The basic reasons for punishment include reformation and deterrence. Let’s be sincere to ourselves, have the prisons in the country been able to achieve that reformatory goal? We have discovered that the reverse is the case. We believe in community service that it will bring about genuine reformation of offenders. You can imagine when a “big boy” is asked to clear drainages at Bodija market and he is monitored doing it. That will lower his ego and make him think twice before going out to commit same offence. A normal human being will have a rethink about his life and turn in a new leaf when given such a punishment. We have heard cases of people who are in prison, yet brag that nobody knows they are in prison and stuff like that. Some after their release lie that they went to Cotonou, Ghana, and no reformation is achieved. In community service, the whole world is seeing you; there is nothing to hide at all. The reformation will come in form of sobriety. Deterrence is also achieved when people see you serving your community; they wouldn’t want to repeat what you did that fetched you that sort of punishment.
You hinted that something is wrong with the Nigeria’s criminal justice system, what could that be?
We don’t have a sophisticated court system in the country. It is amazing to note that our judges still write in long hand.

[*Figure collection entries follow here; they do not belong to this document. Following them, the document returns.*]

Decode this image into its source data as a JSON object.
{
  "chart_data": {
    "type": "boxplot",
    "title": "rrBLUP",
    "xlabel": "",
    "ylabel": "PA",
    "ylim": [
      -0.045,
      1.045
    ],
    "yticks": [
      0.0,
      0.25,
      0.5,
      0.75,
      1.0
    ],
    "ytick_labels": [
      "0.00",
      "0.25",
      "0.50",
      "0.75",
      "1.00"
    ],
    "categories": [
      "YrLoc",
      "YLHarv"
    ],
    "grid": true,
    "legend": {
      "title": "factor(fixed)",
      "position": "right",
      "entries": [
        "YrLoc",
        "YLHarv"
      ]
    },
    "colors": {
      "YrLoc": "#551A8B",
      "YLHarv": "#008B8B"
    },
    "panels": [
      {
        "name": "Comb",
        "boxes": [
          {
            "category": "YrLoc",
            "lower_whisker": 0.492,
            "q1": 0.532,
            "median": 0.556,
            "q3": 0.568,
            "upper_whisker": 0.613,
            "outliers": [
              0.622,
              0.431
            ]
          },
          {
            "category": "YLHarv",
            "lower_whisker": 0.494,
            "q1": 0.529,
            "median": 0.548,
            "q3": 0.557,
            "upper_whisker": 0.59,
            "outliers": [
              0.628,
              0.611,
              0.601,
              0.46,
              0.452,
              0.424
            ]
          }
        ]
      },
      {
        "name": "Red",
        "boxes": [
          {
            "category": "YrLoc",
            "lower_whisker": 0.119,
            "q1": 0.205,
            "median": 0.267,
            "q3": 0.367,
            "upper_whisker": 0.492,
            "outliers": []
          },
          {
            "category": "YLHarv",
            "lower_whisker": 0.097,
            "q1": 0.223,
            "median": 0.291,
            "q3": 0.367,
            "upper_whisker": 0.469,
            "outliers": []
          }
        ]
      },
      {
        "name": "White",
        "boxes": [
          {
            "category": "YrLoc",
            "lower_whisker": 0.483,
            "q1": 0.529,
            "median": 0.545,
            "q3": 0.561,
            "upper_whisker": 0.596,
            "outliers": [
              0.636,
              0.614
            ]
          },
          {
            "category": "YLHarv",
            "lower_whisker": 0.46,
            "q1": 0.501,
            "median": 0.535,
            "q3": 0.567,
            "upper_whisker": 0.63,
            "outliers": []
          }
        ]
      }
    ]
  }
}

You don’t blame them either, because their records have to be adequate. Right in the court, you will see judges telling lawyers to hold on so that they can record what he (the lawyer) has said. Anything that does not go into that record means that it was not said. This slows down the entire process as a judge who is supposed to take five cases in a day ends up taking two. It means that we don’t have sophisticated trial system. Similarly, we need more people on the bench. We don’t have enough judges and magistrates as well as court houses. We also need another alternative to imprisonment, which is what led us to community service. A lot of technicalities are involved right from the police to court and the prison. It is cumbersome, you have got to obtain bail or pay fines, if you can’t get one or pay, you are remanded in prison. All these will be done away with in community service. Once it is proven that the accused committed the offence, he will go straight to serve the community. Another factor that makes the nation’s criminal justice system bad is that unlearned police officers are allowed to prosecute offenders. Though there are few good ones among them, a good number of them are not well informed. They don’t understand the legal system and its operations. This is why they come to courts telling judges that they are still investigating, they have not got enough evidence, a judge cannot fabricate his judgment, he has to hear out all the parties. My colleagues, lawyers, also contribute to this problem. Some of them keep seeking for unnecessary adjournment, though some do it genuinely.
Let’s look at the workability of this system of punishment, do you think it can work independent of the police and other agencies of the state?
Yes, it will work. It’s working in other states, so nothing stops it from working in Oyo State and other parts of the country. It doesn’t have to be the police that will handle it. We know what we are facing in their hands. If the government still wants to use the police, fine, but then a different agency could be set up to coordinate the initiative.